Le transatlantique, qui avait quitté Montréal quelques heures auparavant, s’en allait vers Québec, le golfe et l’Atlantique. Ah ! comme il eut, ce pauvre Marcel, voulu se voir à bord ! Même sans bagages, même sans argent, il eut préféré, tant la détresse de son âme était grande, l’angoisse de l’expatriement à la méchanceté imbécile de ses concitoyens.

Rauque, la sirène du Duchess hulula trois fois. Pour Marcel, ce furent comme trois appels auxquels il ragea de ne pouvoir répondre. Il sentit, à la gorge, cette étreinte qui précède le sanglot.
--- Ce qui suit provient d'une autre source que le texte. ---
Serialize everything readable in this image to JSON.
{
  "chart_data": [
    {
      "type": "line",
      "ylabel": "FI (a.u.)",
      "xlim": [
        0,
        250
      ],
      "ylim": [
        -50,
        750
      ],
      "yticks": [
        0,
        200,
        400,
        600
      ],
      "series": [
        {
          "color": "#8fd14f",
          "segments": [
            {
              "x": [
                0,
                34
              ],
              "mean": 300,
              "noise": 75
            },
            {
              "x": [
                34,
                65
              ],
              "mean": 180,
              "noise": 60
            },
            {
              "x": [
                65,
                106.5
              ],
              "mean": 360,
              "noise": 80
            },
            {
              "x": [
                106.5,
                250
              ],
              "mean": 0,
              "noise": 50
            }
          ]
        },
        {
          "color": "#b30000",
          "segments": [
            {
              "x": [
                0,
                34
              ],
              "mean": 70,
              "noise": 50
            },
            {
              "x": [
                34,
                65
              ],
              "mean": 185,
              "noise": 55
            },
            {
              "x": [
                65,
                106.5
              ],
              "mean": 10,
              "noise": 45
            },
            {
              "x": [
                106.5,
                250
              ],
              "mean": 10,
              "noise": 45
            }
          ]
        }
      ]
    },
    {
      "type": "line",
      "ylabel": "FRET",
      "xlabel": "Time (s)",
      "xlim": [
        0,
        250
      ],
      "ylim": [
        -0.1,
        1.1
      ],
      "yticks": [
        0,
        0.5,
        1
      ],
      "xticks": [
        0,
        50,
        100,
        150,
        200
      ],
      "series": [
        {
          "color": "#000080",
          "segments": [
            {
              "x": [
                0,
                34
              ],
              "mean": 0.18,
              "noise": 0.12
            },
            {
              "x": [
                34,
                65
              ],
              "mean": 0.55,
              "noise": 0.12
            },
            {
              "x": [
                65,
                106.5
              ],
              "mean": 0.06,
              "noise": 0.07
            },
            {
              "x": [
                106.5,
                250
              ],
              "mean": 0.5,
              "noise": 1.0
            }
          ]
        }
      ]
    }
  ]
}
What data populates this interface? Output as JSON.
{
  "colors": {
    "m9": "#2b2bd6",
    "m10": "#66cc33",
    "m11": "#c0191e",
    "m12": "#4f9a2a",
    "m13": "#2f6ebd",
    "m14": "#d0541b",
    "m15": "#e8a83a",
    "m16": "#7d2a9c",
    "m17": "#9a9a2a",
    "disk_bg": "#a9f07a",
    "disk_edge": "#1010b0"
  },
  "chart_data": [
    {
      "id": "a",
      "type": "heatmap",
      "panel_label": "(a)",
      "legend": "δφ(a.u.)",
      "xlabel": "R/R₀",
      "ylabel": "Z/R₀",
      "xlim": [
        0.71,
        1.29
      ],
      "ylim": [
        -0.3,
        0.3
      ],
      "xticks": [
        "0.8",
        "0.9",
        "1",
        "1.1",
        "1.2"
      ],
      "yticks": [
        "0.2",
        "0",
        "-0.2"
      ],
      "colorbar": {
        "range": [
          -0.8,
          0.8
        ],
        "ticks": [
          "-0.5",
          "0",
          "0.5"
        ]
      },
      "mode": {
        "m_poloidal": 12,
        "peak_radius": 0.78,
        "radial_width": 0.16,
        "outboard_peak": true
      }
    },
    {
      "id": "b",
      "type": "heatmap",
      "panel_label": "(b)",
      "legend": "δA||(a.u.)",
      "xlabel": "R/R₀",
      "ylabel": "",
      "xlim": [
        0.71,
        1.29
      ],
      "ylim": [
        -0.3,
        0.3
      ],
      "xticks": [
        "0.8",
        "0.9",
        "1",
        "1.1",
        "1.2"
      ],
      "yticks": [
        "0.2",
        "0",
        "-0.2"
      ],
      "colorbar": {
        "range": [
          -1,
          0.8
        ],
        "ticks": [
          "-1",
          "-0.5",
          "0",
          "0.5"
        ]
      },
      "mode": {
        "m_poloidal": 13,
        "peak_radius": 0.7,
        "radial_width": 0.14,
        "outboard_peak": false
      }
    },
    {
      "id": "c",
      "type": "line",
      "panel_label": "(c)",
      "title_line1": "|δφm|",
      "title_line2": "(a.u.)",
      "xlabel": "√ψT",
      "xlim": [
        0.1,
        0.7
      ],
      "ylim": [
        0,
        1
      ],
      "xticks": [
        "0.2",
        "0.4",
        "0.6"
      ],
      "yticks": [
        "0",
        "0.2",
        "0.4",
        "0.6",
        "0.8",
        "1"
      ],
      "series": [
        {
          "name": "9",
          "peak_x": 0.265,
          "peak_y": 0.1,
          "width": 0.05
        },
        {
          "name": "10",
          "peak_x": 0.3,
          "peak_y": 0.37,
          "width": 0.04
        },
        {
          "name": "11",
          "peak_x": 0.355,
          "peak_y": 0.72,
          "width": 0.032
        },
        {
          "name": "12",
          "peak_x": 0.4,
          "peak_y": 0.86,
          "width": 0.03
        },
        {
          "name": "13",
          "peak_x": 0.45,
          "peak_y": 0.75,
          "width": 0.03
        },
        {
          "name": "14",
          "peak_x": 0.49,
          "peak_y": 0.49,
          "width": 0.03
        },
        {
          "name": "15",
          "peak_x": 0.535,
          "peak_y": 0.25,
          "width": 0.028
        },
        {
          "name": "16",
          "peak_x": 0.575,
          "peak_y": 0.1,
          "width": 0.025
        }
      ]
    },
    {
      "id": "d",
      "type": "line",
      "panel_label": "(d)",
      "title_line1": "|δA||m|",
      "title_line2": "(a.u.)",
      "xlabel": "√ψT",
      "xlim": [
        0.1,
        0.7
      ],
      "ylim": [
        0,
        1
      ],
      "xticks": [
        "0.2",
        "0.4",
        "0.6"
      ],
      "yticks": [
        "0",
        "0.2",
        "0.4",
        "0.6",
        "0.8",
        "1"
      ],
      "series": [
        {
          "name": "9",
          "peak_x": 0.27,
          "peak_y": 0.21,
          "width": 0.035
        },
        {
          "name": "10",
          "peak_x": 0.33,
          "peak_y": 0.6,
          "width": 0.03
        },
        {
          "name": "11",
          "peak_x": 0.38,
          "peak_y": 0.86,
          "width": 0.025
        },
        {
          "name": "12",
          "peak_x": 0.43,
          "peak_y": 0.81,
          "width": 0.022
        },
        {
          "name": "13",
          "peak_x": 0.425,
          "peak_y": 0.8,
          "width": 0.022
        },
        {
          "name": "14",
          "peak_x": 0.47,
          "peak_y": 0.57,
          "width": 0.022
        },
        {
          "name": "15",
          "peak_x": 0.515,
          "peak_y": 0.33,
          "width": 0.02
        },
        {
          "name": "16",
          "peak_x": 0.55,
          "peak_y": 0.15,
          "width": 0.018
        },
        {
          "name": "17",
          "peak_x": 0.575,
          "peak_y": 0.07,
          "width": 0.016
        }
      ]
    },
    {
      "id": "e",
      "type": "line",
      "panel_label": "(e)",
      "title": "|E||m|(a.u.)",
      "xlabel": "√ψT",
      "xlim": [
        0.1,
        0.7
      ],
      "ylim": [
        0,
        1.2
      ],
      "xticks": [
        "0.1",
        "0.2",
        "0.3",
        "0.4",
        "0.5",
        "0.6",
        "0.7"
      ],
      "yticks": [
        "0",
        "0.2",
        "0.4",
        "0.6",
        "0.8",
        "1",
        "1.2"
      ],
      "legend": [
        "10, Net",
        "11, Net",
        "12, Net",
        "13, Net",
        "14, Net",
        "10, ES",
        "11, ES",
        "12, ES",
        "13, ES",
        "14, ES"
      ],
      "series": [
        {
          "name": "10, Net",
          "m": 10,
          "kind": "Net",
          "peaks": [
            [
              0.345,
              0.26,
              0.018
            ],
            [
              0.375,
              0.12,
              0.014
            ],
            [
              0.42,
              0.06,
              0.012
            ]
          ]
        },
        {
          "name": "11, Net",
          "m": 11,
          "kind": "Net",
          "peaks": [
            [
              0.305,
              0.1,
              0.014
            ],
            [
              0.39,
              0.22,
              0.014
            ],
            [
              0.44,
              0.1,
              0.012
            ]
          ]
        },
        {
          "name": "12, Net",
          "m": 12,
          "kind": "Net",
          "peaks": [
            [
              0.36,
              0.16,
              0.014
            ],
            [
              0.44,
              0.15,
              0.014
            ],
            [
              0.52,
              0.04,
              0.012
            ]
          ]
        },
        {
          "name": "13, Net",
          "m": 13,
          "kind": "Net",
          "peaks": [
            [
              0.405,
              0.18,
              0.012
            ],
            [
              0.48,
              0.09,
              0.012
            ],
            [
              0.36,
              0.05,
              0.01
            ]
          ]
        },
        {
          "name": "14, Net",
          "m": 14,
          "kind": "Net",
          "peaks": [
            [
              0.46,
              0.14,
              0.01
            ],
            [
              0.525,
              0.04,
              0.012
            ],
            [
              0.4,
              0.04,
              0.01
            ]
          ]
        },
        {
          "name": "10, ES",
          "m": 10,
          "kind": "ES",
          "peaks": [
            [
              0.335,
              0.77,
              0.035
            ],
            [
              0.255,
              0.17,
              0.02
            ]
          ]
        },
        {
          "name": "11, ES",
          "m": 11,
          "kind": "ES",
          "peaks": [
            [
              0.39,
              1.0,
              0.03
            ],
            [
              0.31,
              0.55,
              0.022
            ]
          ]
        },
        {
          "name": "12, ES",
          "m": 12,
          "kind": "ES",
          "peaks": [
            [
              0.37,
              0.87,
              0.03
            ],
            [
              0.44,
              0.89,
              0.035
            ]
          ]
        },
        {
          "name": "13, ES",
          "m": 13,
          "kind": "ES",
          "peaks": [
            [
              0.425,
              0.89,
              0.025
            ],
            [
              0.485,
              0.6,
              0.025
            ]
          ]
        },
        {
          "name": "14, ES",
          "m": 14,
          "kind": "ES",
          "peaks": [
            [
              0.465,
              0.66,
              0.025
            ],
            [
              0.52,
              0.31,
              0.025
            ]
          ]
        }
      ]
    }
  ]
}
Et il aurait pleuré, pleuré sans retenue comme un enfant blessé, si soudain, par-dessus son épaule, le vent ne lui avait apporté des mots.

— Bonjour Marcel.

Il sursauta, fit un effort violent pour retenir le sanglot qui montait, se retourna vers la voix, et vit, baigné par les derniers rayons du soleil, un frais visage de jeune fille.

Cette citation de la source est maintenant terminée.